Reanimacja tygrysa metodą… usta-usta
Mały tygrys z Halle w środkowych Niemczech zawdzięcza życie błyskawicznej reakcji studentki medycyny i… oddychaniu metodą usta-usta. Nietypowa akcja ratunkowa miała miejsce w tamtejszym ogrodzie zoologicznym. W czasie karmienia, trzymiesięcznemu tygrysowi utkwił w przełyku kawałek mięsa. Zwierzę zadławiło się i straciło przytomność. Zdarzenie obserwowała studentka medycyny, która z synem zwiedzała zoo. Dziewczyna przekonała opiekunów tygrysiątka, że trzeba działać natychmiast, a nie czekać na przyjazd weterynarza.
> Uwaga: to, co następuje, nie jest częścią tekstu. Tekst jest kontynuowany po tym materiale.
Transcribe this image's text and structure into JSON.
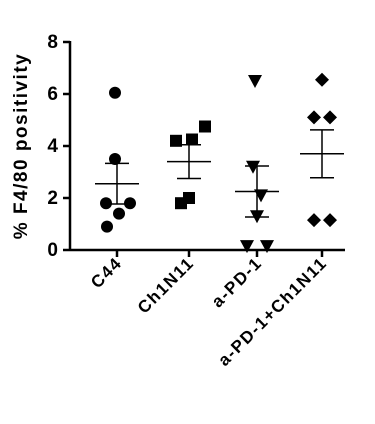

Wpuszczona przez personel na wybieg dla dzikich kotów wykonała tygrysowi masaż serca i sztuczne oddychanie metodą usta – usta. Reanimacja odniosła skutek. Po pięciu minutach mały tygrys odzyskał przytomność.
– Czułam się jakbym całowała niemowlaka – opowiadała później dziennikarzom matka jednorocznego syna. W dowód wdzięczności dyrekcja zoo w Halle nazwała tygrysa imieniem chłopca – Johann.